Many of the adventuresome young men who came to Oregon while the Hudson Bay Co. was still the ruling force lived here long enough to see the log cabins turn into gigantic stone edifices, such as the Portland Hotel, or Meir & Frank. The entertainment went from being some fiddles at a barn dance to operas and orchestras, and the frontier wives were transformed into queens of high society. They rode to entertainments in carriages with beveled glass windows, and then in Packard town cars. I imagine that they learned how to talk in that fake British accent that you hear "cultured" Americans using in the old movies—at least their daughters did, after being sent to "finishing school" in the East.
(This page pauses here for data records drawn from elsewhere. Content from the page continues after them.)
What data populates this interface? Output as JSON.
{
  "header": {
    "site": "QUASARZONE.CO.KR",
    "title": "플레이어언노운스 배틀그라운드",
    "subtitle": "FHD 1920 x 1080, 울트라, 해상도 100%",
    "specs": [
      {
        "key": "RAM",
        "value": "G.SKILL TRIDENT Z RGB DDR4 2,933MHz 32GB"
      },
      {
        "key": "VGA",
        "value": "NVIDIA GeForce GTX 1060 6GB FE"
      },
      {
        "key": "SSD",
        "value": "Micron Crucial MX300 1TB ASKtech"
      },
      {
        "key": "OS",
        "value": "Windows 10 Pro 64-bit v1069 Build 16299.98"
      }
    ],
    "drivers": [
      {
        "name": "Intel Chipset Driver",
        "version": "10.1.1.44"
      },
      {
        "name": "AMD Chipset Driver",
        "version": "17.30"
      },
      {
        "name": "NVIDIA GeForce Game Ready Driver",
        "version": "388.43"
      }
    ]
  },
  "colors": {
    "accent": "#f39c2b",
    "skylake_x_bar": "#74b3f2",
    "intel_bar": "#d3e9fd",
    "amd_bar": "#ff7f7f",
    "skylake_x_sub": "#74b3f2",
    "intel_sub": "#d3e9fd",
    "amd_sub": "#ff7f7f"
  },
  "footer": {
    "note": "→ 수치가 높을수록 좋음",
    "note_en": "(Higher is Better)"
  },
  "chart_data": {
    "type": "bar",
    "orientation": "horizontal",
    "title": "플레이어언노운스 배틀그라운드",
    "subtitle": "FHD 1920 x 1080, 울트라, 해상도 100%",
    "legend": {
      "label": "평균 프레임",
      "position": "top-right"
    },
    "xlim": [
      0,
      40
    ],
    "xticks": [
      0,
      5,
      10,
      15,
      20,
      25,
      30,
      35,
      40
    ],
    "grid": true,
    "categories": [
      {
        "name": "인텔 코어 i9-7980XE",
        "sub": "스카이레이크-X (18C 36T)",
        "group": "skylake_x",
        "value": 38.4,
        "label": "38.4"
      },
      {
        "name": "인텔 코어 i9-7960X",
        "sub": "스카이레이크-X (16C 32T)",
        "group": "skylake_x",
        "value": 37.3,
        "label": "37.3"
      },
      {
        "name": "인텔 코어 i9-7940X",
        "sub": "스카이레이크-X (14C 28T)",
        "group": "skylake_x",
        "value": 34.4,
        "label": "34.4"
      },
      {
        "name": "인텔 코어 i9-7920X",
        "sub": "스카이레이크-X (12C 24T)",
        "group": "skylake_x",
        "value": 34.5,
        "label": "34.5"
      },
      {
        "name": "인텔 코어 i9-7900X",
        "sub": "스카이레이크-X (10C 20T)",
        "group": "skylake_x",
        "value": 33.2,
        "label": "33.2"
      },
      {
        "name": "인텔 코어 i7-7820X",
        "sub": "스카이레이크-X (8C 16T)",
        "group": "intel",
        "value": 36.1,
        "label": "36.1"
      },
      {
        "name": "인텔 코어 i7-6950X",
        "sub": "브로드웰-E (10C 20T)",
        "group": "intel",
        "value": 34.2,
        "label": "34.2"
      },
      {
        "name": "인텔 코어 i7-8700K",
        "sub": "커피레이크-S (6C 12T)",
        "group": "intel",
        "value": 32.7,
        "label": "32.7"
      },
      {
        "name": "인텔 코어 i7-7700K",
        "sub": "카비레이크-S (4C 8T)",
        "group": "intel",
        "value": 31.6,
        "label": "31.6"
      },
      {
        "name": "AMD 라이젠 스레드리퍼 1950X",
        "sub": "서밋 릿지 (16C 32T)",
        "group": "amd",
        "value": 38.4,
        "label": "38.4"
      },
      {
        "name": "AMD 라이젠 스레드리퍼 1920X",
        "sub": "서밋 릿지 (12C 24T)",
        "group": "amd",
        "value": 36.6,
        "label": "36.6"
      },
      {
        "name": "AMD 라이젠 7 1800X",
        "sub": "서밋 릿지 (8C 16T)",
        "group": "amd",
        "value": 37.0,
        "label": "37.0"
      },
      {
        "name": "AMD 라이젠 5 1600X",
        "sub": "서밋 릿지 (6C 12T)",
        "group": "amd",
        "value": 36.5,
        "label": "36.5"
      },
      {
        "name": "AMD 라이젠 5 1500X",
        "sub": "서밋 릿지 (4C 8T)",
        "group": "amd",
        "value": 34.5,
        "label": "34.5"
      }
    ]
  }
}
|Pillars of Society in Portland, Oregon|
This takes me back to York, in the U.K., a place I mentioned earlier as being very, very old. In fact, York is where the emperor Constantine was crowned as Roman Emperor, and it was an old city then. My friend Randy Giles (d. 2009, Pondicherry, India) grew up in West Lynn, and ended up studying music at the University of York. His main tutor was an elderly British gentleman who had the habit of saying, "Pillars of society in Portland, Oregon!" He wasn't aware that Randy was from Portland, it was merely and expression he had acquired that conveyed the meaning that someone was putting on airs. For instance, if a student were to spout some knowledge of some obscure musical fact, instead of raising his bushy white eyebrows and saying, "I say! Well done! He would scowl and mumble, "Pillars of society in Portland, Oregon!" Randy thought this was hilariously funny.
|Dr. Randall Giles|
How very American to take a forested area larger than England, peopled with a culture that had existed for many long centuries, come in with guns and disease, cut down the trees, can the fish, fill the meadows with wheat fields, build some palaces and declare yourself a pillar of society, and have it all done by suppertime. This is something that won't happen again, we have run out of wilderness (of course the people who lived here didn't think of it as wilderness, they thought of it as home).